Transition inclusive et durable en Syrie : Alger interpelle le Conseil de sécurité

Lors d’une réunion du Conseil de sécurité consacrée à la situation en Syrie, le Groupe A3+ (Algérie, Somalie, Sierra Leone et Guyana) a lancé vendredi un appel en faveur d’une transition politique inclusive, affirmant que la paix durable en Syrie dépend de l’engagement de toutes les composantes de la société syrienne.
S’exprimant au nom du groupe, l’ambassadeur d’Algérie auprès des Nations unies, Amar Bendjama, a rappelé que toute transition doit être « menée et appropriée par les Syriens eux-mêmes », conformément à la résolution 2254 du Conseil de sécurité.

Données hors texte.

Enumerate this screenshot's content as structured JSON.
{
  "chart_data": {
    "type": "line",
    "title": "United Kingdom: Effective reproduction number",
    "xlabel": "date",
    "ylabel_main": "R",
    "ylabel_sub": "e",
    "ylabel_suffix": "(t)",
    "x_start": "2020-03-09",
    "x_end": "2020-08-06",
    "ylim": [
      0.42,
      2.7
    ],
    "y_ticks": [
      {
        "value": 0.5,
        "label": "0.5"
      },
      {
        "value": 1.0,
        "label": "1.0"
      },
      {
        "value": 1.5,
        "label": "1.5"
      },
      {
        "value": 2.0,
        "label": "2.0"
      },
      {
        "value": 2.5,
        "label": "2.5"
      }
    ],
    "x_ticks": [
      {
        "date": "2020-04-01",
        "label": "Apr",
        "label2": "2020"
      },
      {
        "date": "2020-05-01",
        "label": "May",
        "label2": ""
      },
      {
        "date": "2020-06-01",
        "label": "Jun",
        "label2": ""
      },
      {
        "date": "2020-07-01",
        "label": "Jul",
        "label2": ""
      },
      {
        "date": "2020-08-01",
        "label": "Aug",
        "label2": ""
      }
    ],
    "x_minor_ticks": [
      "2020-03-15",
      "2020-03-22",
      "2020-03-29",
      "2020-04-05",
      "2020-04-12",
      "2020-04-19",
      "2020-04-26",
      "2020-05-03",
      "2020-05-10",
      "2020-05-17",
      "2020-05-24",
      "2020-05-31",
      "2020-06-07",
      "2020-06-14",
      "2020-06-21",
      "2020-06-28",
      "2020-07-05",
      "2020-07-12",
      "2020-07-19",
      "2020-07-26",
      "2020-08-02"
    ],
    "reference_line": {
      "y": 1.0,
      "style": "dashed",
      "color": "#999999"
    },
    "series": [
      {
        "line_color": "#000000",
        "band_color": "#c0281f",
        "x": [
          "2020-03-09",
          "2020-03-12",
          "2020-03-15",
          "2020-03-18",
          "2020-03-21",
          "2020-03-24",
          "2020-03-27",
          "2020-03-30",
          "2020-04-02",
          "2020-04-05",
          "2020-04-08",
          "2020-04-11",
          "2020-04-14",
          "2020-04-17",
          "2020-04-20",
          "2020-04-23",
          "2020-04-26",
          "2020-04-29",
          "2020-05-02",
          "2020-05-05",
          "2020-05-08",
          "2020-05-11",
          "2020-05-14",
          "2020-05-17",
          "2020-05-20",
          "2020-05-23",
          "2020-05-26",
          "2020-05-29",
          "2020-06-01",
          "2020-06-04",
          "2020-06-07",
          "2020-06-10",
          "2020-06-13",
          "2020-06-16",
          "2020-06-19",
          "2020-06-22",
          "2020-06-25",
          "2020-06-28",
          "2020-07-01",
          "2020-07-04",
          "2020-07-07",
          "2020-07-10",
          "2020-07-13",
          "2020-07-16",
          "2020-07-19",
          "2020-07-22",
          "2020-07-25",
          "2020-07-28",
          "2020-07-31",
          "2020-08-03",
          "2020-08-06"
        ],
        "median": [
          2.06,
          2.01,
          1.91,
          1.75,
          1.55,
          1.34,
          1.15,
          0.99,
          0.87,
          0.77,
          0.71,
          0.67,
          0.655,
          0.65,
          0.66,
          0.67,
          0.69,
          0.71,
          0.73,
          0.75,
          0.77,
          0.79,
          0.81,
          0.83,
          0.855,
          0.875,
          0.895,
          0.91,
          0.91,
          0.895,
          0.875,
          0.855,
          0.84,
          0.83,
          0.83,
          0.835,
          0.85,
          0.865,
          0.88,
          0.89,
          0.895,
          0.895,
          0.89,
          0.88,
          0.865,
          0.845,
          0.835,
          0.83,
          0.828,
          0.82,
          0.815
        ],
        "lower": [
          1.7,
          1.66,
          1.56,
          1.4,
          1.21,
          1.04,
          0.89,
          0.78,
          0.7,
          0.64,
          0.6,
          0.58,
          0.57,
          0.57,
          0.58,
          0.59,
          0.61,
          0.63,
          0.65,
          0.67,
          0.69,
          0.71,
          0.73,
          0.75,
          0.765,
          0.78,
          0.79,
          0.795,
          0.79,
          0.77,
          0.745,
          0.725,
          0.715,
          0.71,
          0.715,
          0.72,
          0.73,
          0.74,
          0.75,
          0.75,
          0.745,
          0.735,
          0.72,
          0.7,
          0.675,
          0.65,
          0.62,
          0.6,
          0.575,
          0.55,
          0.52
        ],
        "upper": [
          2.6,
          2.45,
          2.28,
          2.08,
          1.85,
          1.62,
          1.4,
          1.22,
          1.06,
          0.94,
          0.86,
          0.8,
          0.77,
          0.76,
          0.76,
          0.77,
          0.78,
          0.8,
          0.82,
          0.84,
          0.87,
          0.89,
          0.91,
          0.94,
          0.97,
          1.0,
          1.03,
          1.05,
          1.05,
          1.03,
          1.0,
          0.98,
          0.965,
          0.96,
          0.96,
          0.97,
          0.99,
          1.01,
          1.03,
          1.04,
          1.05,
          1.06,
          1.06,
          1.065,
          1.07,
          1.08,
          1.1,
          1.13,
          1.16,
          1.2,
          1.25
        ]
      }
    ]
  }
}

Il a insisté sur le rôle indispensable des Nations unies dans cet accompagnement et sur la nécessité de préserver l’indépendance de ses agences sur le terrain.
Les A3+ ont salué l’annonce récente d’un nouveau gouvernement de transition et ont exprimé leur espoir que les prochaines étapes garantiront un processus véritablement inclusif, en insistant sur l’importance de l’autonomisation des femmes, des jeunes et des communautés dans la reconstruction nationale.
Appelant à privilégier le dialogue et la réconciliation pour résoudre les différends, le groupe a également exhorté à la dissolution des factions armées et à leur intégration dans une armée syrienne unifiée, condition indispensable selon lui pour instaurer un environnement sécuritaire stable.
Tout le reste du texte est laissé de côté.